Être confinés, un comble pour des cyclistes habitués à passer des heures de selle à l’air libre. Mais pour certains cette situation met leur carrière en péril. Le Lannionnais Alan Riou, cycliste professionnel pour la formation bretonne Arkéa-Samsic, gagne sa vie grâce à son sport. Dans l'élite depuis janvier 2018, le trégorois comptait sur la saison 2020 pour convaincre son équipe de prolonger son contrat. En effet, pour celui qui a fait ses classes au club cycliste du Granit Rose, 2020 était aussi la dernière année le liant à l’équipe managée par Emmanuel Hubert. Heureusement pour lui, il a été auteur d'une première saison satisfaisante qui lui a permis de se mettre en avant. « J’ai fait une première saison mitigée mais avec de bonnes performances. J’ai aussi eu la chance de faire quelques courses en début de saison donc je reste positif. » Nombreux sont les cyclistes dans le flou. Au sein du WorldTour, la catégorie reine du cyclisme professionnel, plus d'un quart des coureurs sont dans l'attente d'un nouveau contrat.
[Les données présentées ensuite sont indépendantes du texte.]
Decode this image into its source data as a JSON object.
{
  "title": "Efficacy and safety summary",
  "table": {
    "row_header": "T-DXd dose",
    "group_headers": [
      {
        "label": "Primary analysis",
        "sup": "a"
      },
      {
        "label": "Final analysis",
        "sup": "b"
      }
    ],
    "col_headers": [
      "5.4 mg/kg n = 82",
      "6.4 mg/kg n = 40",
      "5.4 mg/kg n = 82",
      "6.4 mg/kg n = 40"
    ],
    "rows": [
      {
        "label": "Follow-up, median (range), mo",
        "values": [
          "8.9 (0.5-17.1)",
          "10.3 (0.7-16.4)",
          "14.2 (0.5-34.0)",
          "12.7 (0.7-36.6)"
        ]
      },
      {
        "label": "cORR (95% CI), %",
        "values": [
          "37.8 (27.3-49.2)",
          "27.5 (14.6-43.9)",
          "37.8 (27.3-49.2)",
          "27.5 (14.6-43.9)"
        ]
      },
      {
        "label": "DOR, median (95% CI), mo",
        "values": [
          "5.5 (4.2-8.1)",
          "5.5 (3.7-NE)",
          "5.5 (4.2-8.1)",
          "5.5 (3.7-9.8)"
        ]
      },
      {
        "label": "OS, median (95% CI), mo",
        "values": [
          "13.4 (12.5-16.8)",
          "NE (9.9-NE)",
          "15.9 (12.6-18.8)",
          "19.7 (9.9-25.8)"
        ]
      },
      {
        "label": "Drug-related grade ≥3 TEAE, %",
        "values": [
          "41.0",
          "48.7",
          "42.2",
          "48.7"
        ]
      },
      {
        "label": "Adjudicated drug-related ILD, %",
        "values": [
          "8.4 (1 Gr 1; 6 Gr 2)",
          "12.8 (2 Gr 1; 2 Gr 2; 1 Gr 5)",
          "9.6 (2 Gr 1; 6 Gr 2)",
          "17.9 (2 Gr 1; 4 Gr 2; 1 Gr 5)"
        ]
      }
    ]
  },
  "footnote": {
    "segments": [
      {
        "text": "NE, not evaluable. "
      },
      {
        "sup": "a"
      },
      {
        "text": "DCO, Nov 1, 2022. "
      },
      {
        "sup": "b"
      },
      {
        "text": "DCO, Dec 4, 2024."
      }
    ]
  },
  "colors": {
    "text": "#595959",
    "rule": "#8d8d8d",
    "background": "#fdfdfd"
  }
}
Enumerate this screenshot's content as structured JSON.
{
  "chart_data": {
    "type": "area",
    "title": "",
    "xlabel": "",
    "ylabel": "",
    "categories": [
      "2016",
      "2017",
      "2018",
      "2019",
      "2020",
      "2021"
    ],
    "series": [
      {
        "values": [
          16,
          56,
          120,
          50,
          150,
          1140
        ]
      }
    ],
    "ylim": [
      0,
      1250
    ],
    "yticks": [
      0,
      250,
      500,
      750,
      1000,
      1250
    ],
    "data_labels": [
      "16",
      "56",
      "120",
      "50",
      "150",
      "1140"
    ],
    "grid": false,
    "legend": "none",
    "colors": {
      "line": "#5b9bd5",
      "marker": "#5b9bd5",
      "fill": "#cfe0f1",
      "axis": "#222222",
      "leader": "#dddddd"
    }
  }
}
A désormais moins d’un an de leur fin de contrat, l’idée d’un retour dans les pelotons amateurs préoccupe plusieurs d’entre eux. Les équipes ont déjà baissé les salaires en raison de la crise et vont devoir composer avec les effectifs déjà en place. Ce sont les amateurs qui pourraient pâtir de la situation.

Situation compliquée pour les amateurs

Les meilleurs cyclistes amateurs ont pour objectif de décrocher un contrat professionnel. Cela passe par des performances remarquées tout au long de l’année sur les plus grandes épreuves du calendrier. « Je savais qu’à mon âge ça allait être compliqué. La période de confinement m’a permis de me remettre en question. Maintenant le but c’est de trouver un travail qui me plaît. » A 26 ans, Aurélien Le Lay, voit son objectif de passer professionnel s'envoler alors qu'il avait bien commencé la saison. Depuis deux ans, le coureur des Côtes d'Armor Marie Morin - Véranda Rideau se consacre à la pratique de son sport pour se donner un maximum de chances pour réussir. Aujourd'hui, il n'a plus beaucoup voire plus du tout le temps de faire ses preuves auprès des formations professionnelles. Il continue de s'entraîner tout en aidant ses beaux-parents dans leur boulangerie et laisse derrière lui ses espoirs d’obtenir un contrat professionnel. « Ce serait vache que les équipes laisse tomber leurs coureurs déjà en contrat. En plus, elles ne prendront pas le risque d’aller dans l’inconnu. C’est compliqué pour elles aussi. » Heureusement pour les équipes professionnelles, l’Union Cycliste Internationale a annoncé une fin de saison remodelée qui leur permettra d’observer les forces en présence et d'offrir un nouveau contrat selon les performances. Le calendrier amateur n’a quant à lui pas encore été dévoilé.